Por eso, su ausencia en el Mundial de 2026 fue una de las grandes sorpresas de la convocatoria. Había participado en el proceso rumbo al torneo, pero su nombre no apareció en la lista final de Javier Aguirre. La respuesta de Charly fue mantener la calma.
“La decisión se respeta y después Erik me invitó a un partido y fui con ese amor que tenemos los mexicanos por la Selección. Fui a apoyar al estadio, la pasé increíble apoyando como uno más. Creo que Dios así lo quiso. Me quedé con mi club y salí campeón”, sostiene.
La historia con la Selección, sin embargo, todavía no está cerrada. Charly no descarta llegar al Mundial de 2030 y mantiene intacto otro de sus grandes sueños: jugar en Europa y competir en las grandes ligas del mundo.
“Todavía tengo ese sueño que quiero cumplir, ya sea ahora o sea en dos o tres años. Es un sueño muy personal, creo que no hay edad para no poder cumplir tus sueños. Sin embargo, mi compromiso y enfoque siguen siendo en el Cruz Azul”, expresa.

La fiel afición de Cruz Azul
Por ahora, su cabeza permanece en La Máquina. El mediocampista reconoce que el equipo atraviesa un gran momento, tanto a nivel nacional como internacional, y que la afición cruzazulina le ha demostrado un apoyo incondicional.
“Es una afición muy fiel, muy cariñosa, que te hace sentir como en casa. Desde el día uno que pisé La Noria te demuestran ese cariño. Es gente muy trabajadora y creo que voy mucho con los valores que tiene este club. Es una afición que merece todo lo bueno”, asegura.

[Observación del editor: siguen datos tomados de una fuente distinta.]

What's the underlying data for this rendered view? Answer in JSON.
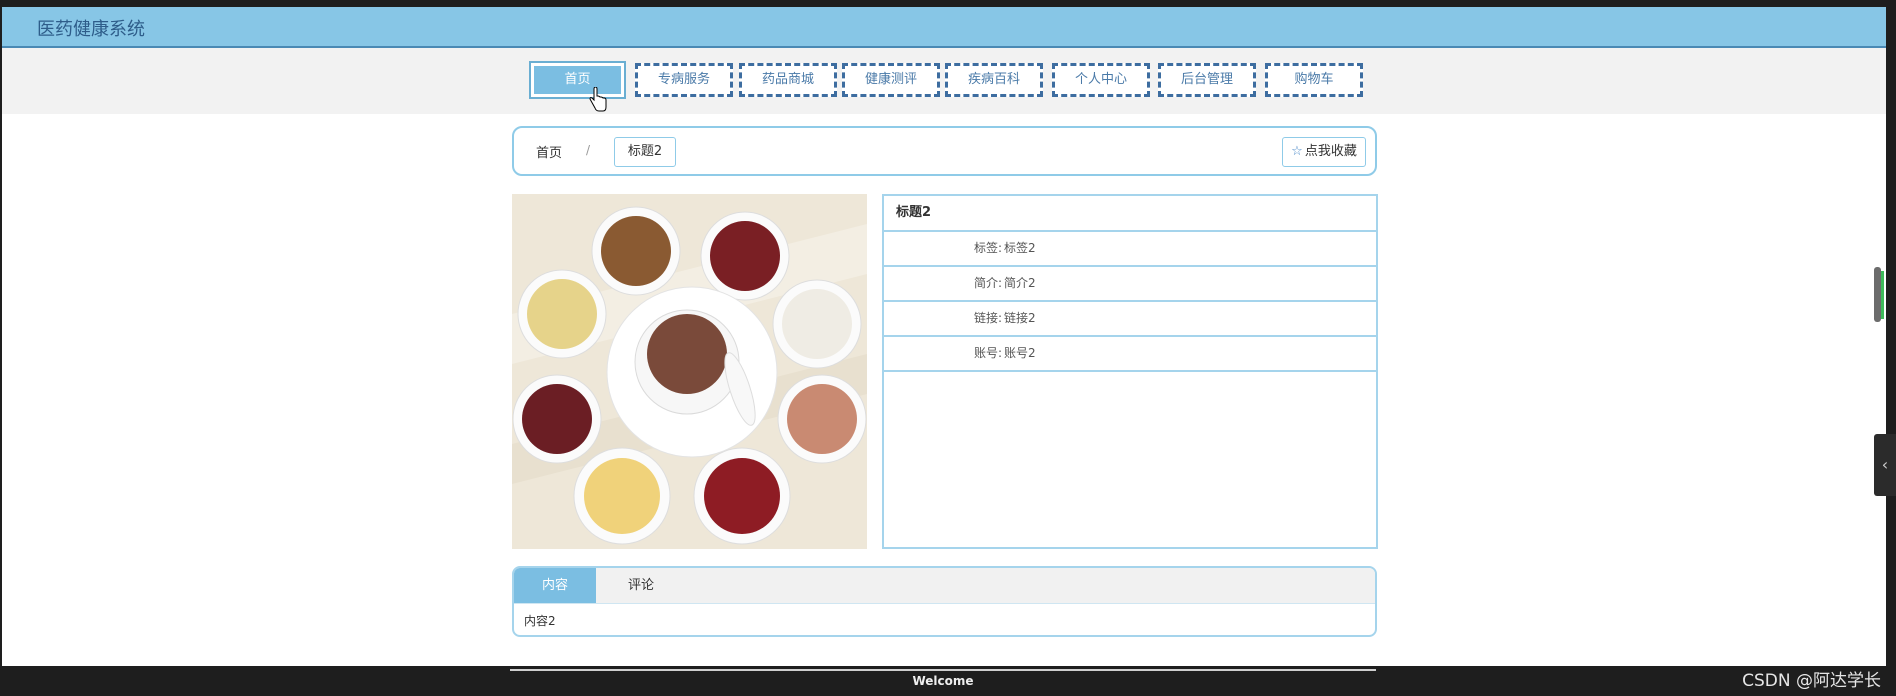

Charly Rodríguez no parece necesitar demasiado para sentirse en casa: su familia, sus personas cercanas y una cancha donde pueda dejar que el futbol hable por él. Ahora también tiene un gafete que representa una responsabilidad enorme.
Llegó a Cruz Azul como una de las grandes promesas de su generación. Cuatro años después, Charly Rodríguez es campeón, referente del mediocampo y capitán de La Máquina. Los reflectores que alguna vez buscó en la Ciudad de México ahora están sobre él. Y, fiel a su esencia, Charly sigue siendo el futbolista que prefiere hablar con los pies.